I have an O(n^3)
matrix multiplication function in C
.
void matrixMultiplication(int N, double **A, double **B, double **C, int threadCount) {
int i = 0, j = 0, k = 0, tid;
pragma omp parallel num_threads(4) shared(N, A, B, C, threadCount) private(i, j, k, tid) {
tid = omp_get_thread_num();
pragma omp for
for (i = 1; i < N; i++)
{
printf("Thread %d starting row %d\n", tid, i);
for (j = 0; j < N; j++)
{
for (k = 0; k < N; k++)
{
C[i][j] = C[i][j] + A[i][k] * B[k][j];
}
}
}
}
return;
}
I am using OpenMP
to parallelize this function by splitting up the multiplications. I am performing this computation on square matrices of size N = 3000
with a 1.8 GHz Intel Core i5
processor.
This processor has two physical cores and two virtual cores.
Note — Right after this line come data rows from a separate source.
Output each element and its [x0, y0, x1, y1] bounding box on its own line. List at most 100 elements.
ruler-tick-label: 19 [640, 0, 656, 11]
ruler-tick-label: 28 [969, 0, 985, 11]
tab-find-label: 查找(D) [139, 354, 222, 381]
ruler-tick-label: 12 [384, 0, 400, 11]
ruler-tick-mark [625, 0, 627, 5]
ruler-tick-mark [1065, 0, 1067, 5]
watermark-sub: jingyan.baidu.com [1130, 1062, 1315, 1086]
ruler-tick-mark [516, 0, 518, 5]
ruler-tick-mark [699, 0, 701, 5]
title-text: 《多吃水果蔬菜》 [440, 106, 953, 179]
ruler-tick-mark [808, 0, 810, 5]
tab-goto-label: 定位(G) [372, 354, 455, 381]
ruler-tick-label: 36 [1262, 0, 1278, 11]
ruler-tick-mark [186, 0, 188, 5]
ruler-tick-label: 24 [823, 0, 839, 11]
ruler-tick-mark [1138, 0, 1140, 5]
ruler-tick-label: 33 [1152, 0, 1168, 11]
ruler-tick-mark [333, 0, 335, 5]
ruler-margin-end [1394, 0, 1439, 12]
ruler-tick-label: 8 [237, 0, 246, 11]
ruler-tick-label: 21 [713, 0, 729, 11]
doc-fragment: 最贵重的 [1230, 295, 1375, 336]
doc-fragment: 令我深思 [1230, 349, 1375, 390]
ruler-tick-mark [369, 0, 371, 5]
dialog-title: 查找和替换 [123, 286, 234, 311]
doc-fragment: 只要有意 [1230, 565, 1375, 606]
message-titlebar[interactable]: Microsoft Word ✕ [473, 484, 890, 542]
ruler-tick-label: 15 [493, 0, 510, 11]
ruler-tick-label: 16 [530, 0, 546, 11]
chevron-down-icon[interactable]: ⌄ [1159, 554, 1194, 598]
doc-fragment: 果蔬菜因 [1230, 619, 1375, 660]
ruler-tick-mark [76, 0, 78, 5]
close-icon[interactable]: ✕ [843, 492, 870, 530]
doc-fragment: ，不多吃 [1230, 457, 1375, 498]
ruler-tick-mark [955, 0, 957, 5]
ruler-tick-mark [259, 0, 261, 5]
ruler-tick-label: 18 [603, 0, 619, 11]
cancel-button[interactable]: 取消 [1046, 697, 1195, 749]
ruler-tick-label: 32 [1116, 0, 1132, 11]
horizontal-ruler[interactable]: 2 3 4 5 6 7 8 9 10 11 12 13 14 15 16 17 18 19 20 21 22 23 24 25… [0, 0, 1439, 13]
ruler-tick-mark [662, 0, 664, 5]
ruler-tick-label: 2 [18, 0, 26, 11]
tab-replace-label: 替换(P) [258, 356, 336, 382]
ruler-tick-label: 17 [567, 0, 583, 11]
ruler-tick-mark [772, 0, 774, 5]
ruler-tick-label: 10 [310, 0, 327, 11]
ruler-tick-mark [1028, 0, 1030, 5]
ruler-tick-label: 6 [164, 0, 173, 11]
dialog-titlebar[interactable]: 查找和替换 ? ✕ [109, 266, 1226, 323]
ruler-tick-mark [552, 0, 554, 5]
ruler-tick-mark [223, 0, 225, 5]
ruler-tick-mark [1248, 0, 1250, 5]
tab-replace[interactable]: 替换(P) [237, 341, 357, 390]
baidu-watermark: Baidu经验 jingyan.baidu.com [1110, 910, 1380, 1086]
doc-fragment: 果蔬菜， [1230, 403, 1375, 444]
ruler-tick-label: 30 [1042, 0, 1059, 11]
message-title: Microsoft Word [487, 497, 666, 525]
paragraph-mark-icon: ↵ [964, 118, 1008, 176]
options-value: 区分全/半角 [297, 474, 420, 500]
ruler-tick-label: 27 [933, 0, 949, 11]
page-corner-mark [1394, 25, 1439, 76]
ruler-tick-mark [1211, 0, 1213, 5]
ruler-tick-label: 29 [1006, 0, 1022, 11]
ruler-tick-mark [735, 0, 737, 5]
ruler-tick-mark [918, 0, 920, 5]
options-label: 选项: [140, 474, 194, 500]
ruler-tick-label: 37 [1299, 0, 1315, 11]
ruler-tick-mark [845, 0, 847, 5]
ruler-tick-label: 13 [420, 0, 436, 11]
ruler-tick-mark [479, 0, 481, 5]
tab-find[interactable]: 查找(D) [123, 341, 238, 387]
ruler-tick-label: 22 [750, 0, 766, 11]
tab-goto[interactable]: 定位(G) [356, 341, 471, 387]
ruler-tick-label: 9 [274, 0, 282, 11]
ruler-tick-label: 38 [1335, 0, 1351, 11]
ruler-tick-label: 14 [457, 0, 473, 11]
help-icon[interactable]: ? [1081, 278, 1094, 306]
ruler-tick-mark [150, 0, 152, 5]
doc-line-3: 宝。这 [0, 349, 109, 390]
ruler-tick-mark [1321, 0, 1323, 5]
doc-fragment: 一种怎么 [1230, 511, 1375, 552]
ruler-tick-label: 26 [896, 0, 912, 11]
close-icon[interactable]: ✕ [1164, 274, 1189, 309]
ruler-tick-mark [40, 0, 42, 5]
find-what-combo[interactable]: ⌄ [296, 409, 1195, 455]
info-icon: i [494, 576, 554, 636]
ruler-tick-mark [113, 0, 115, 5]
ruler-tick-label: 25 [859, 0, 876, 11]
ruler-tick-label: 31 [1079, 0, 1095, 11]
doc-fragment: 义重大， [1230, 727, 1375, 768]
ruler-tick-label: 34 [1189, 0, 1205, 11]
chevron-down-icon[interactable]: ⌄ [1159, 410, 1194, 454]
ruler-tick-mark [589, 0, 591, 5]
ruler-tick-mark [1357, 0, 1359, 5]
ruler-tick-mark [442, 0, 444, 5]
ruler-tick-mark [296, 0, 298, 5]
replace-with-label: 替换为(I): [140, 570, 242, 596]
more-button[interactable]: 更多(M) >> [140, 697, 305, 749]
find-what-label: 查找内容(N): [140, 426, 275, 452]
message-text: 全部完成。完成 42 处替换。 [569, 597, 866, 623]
I noticed the following performances for my computation
- 1 thread: 526.06s
- 2 threads: 264.531
- 3 threads: 285.195
- 4 threads: 279.914
I had expected my gains to continue until the setting the number of threads equal to four. However, this obviously did not occur.
Why did this happen? Is it because the performance of a core is equal to the sum of its physical and virtual cores?